Now, before you get the wrong idea, you need to know that Jacqueline Smith is an African-American who is all for Dr. King’s dream, and by no means is trying to desecrate his memory or his mission. But she knows what a lot of us don’t. She knows that when they first started the museum in 1987, the powers in charge had to clear out a lot of apartments to make space for the memorial. The problem was that these apartments were government housing. A lot of low income people lived there, and now they were out.
In order to honor a man who dedicated his life fighting for the underpriviledged, we kicked out the very people his life was oriented around helping.
Or at least that was Jacqueline Smith’s position.
I have done quite a few funerals in my ministry and one of the interesting things that I have noticed over the years is the way we talk about the deceased. After someone dies, they no longer can speak into what happens, and now all that is left is a memory. One that can be shaped and molded by those closest to them. Now I get that funerals are for those left behind. And that’s a good thing. Because I’ve had moments where I’ve thought, there is no way the deceased would really want ZZTop played at her funeral, that wasn’t her favorite band, she liked Lawrence Welk.

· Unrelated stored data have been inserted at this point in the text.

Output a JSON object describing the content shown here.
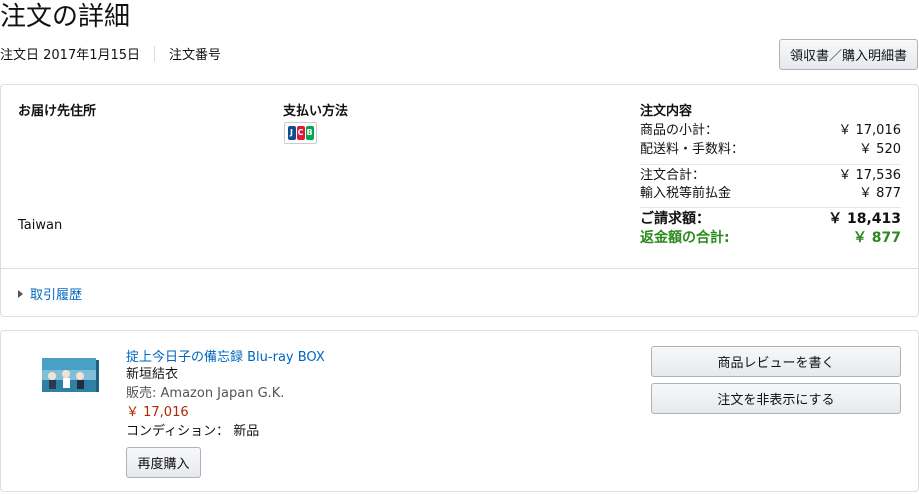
{
  "page": {
    "title": "注文の詳細",
    "order_date": "注文日 2017年1月15日",
    "order_number_label": "注文番号",
    "invoice_button": "領収書／購入明細書"
  },
  "summary": {
    "address_heading": "お届け先住所",
    "address_country": "Taiwan",
    "payment_heading": "支払い方法",
    "payment_card": "JCB",
    "order_heading": "注文内容",
    "rows": [
      {
        "label": "商品の小計：",
        "value": "￥ 17,016"
      },
      {
        "label": "配送料・手数料：",
        "value": "￥ 520"
      },
      {
        "label": "注文合計：",
        "value": "￥ 17,536"
      },
      {
        "label": "輸入税等前払金",
        "value": "￥ 877"
      },
      {
        "label": "ご請求額：",
        "value": "￥ 18,413"
      },
      {
        "label": "返金額の合計:",
        "value": "￥ 877"
      }
    ],
    "history_link": "取引履歴"
  },
  "item": {
    "title": "掟上今日子の備忘録 Blu-ray BOX",
    "author": "新垣結衣",
    "seller": "販売: Amazon Japan G.K.",
    "price": "￥ 17,016",
    "condition": "コンディション： 新品",
    "rebuy_button": "再度購入",
    "review_button": "商品レビューを書く",
    "hide_button": "注文を非表示にする"
  },
  "colors": {
    "link": "#0066c0",
    "price": "#b12704",
    "refund": "#2b8a1e"
  }
}
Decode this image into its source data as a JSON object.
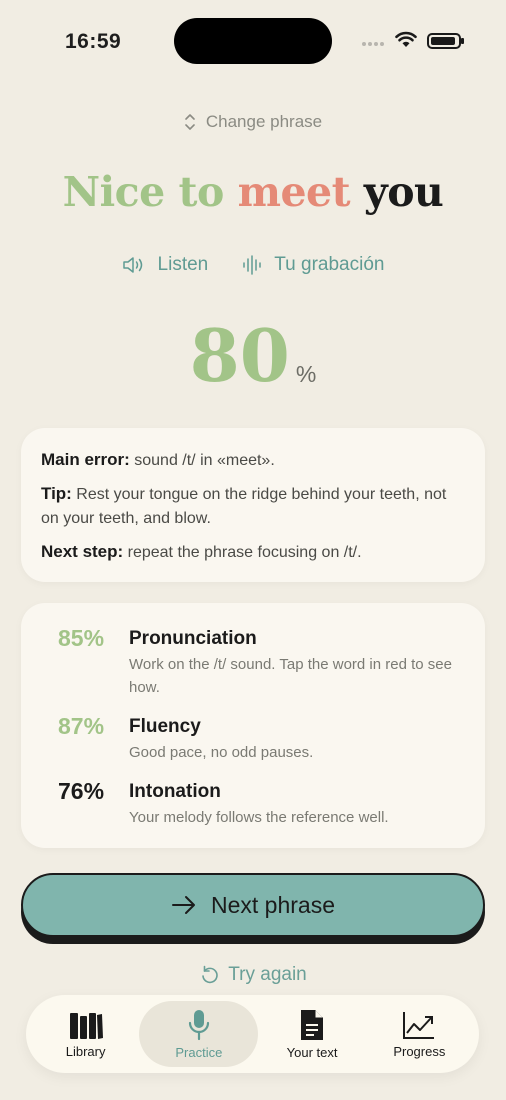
{
  "status": {
    "time": "16:59"
  },
  "header": {
    "change_phrase": "Change phrase"
  },
  "phrase": {
    "words": [
      {
        "text": "Nice",
        "color": "#a2c488"
      },
      {
        "text": "to",
        "color": "#a2c488"
      },
      {
        "text": "meet",
        "color": "#e58a77"
      },
      {
        "text": "you",
        "color": "#1b1b1b"
      }
    ]
  },
  "audio": {
    "listen": "Listen",
    "recording": "Tu grabación"
  },
  "score": {
    "value": "80",
    "unit": "%"
  },
  "feedback": {
    "main_error_label": "Main error:",
    "main_error_text": " sound /t/ in «meet».",
    "tip_label": "Tip:",
    "tip_text": " Rest your tongue on the ridge behind your teeth, not on your teeth, and blow.",
    "next_step_label": "Next step:",
    "next_step_text": " repeat the phrase focusing on /t/."
  },
  "metrics": [
    {
      "pct": "85%",
      "title": "Pronunciation",
      "desc": "Work on the /t/ sound. Tap the word in red to see how."
    },
    {
      "pct": "87%",
      "title": "Fluency",
      "desc": "Good pace, no odd pauses."
    },
    {
      "pct": "76%",
      "title": "Intonation",
      "desc": "Your melody follows the reference well."
    }
  ],
  "actions": {
    "next_phrase": "Next phrase",
    "try_again": "Try again"
  },
  "tabs": [
    {
      "label": "Library",
      "icon": "books-icon"
    },
    {
      "label": "Practice",
      "icon": "microphone-icon",
      "active": true
    },
    {
      "label": "Your text",
      "icon": "document-icon"
    },
    {
      "label": "Progress",
      "icon": "chart-line-icon"
    }
  ],
  "colors": {
    "background": "#f1ede3",
    "accent": "#80b5ad",
    "good": "#a2c488",
    "error": "#e58a77"
  }
}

But here’s my point: we have an amazing capacity to turn people’s memory into something more manageable. Something a lot more like us.

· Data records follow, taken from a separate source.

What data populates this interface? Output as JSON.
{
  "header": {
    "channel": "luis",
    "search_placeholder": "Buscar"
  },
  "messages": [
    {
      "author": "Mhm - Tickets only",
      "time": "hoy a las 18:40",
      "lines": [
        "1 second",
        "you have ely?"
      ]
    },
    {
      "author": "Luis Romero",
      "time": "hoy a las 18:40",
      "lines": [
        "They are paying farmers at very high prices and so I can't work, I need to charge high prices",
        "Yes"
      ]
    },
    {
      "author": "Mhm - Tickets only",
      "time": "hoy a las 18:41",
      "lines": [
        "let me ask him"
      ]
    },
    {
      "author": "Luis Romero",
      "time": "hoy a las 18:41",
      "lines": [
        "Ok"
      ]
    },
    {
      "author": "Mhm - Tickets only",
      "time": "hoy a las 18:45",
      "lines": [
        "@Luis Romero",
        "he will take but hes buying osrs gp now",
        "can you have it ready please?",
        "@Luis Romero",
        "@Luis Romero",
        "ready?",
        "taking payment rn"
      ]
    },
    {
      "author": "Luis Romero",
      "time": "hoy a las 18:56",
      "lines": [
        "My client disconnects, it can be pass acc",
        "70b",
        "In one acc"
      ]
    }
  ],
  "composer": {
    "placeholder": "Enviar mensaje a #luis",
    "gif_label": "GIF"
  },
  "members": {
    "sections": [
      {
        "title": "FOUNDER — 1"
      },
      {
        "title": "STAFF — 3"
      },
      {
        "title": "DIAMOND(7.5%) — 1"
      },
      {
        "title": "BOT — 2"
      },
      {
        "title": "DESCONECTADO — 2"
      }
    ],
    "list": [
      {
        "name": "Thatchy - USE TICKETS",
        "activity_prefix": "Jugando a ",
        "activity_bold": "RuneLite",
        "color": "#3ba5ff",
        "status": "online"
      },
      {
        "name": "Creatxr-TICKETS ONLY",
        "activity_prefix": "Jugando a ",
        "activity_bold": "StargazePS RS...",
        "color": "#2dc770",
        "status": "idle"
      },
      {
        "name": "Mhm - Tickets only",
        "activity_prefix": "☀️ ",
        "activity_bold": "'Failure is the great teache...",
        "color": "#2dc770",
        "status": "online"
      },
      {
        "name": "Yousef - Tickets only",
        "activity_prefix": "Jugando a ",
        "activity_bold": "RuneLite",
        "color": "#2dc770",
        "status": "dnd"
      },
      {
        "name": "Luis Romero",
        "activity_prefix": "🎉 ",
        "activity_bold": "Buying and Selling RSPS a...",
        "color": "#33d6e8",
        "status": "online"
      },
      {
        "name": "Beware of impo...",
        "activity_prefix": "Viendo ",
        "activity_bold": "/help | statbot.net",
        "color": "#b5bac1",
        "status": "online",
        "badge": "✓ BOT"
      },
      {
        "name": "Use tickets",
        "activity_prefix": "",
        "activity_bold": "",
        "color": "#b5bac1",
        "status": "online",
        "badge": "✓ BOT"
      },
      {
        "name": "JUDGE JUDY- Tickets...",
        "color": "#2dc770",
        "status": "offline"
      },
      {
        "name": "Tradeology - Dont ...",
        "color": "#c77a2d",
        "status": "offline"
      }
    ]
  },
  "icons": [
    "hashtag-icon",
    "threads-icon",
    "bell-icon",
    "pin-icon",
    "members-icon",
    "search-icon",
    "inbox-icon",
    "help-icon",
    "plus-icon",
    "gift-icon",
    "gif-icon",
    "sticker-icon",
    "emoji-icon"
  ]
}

Cornel West articulates this well when it comes to Dr. King. In a recent article about MLK, West points out that our version of Martin Luther King is kind of a Santa-Claus-ification of the real man. In his words, “we domesticate, disinfect, deodorise, sanitise, and make safe the prophetic words and witness of King. whereby we embrace a manageable, smiling, jolly fellow and abandon the man of history and his passionate call to a liberating love and a healing justice.”
In a recent article about Christianity and Ethics, it was pointed out how people use the memory of Dr. King to endorse certain platforms (ones that may even be valid) but are just not in line with who King was. One of the leaders of the United States Defense Department was cited as saying that were Dr. King alive today he would probably endorse the wars that we were in. This is not a commentary on these wars, it is a commentary on Dr. King.

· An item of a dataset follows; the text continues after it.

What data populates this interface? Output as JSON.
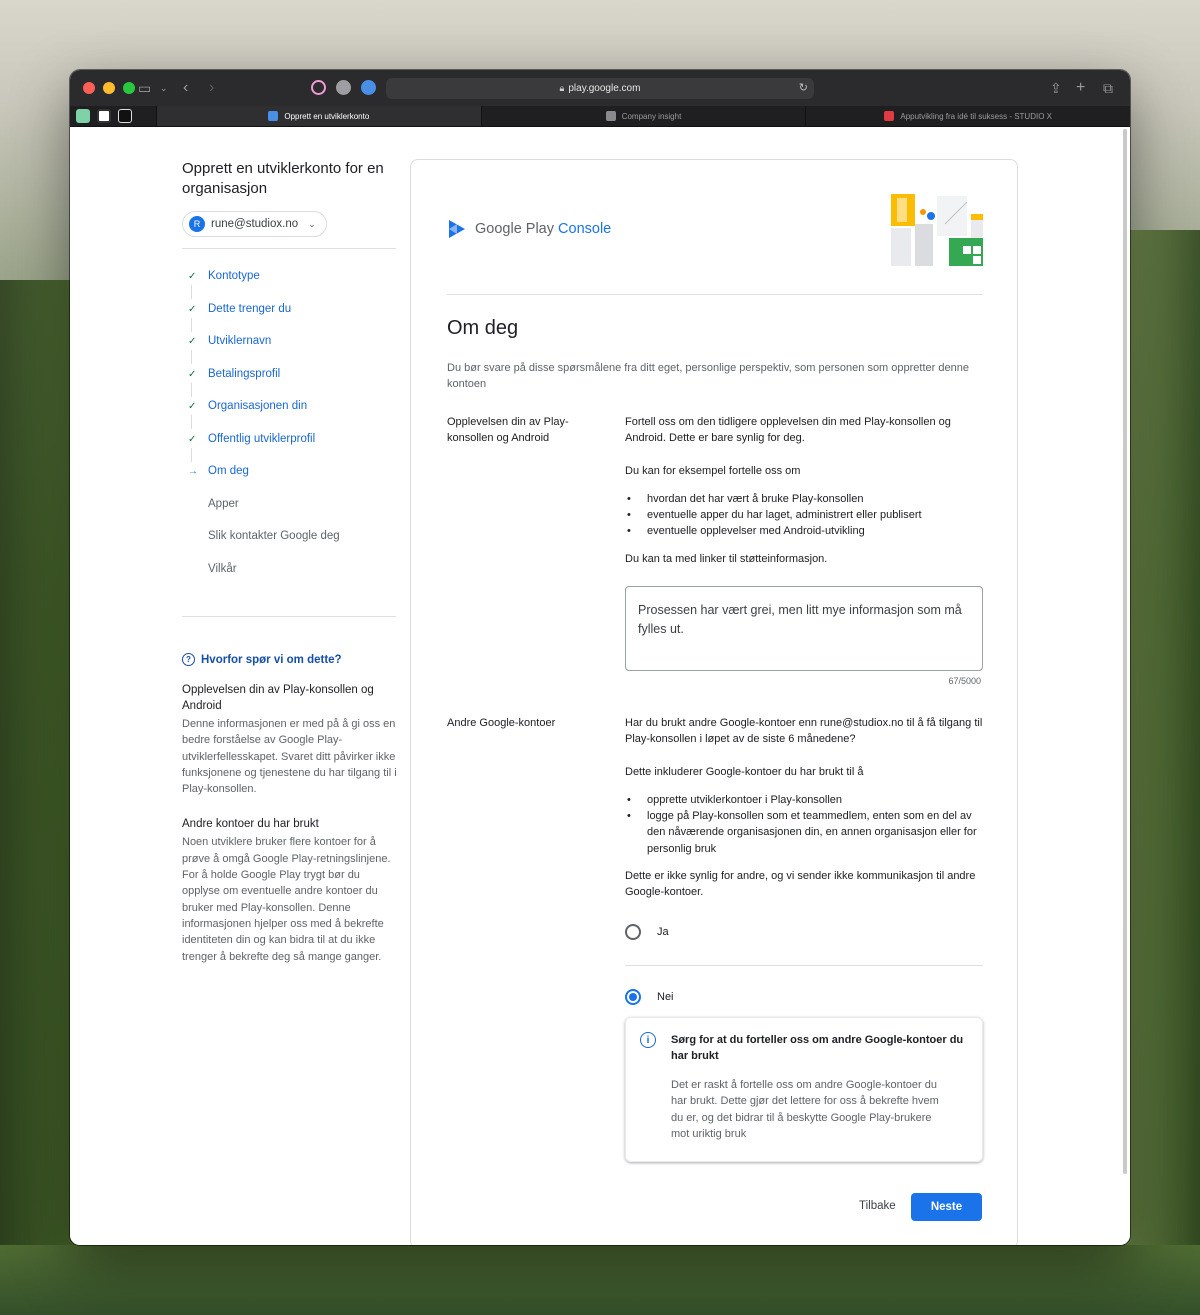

This was the man who was one time asked by a reporter if he was worried that his stance on the Vietnam War might affect contributions to the Civil Rights movement. Dr. King’s response was brilliant:
“I’m sorry sir, but you don’t know me. I’m not a consensus leader. I don’t determine what is right and wrong looking at the budget of the Southern Christian Leadership Conference. Nor do I determine what is right and wrong by taking a Gallup poll of the majority opinion…Ultimately a genuine leader is not a searcher of consensus but a moulder of consensus. On some positions cowardice asks the question, is it safe? Expediency asks the question, is it politic? Vanity asks the question, is it popular? But conscience asks the question, is it right?”
I know that this is probably unsettling to some readers, but that is precisely the point. Prophets are hard, but we need them, and we need to hear and wrestle with their words honestly.
Which brings me back to Jacqueline Smith. Here’s a lady who has protested a museum daily for almost 20 years. And while I disagree with her methods, I think I understand why she does it. Because she knows what a lot of us can forget. Dr. King wasn’t tapping into ideas that can easily be relegated to a museum. They aren’t static or sedentary. Dr. King was tapping into the very Gospel that is re-creating the entire world.
And so, in the words of the lone protestor, Jacqueline Smith:
“It’s time to stop worshipping the past. It’s time to start Living the Dream.”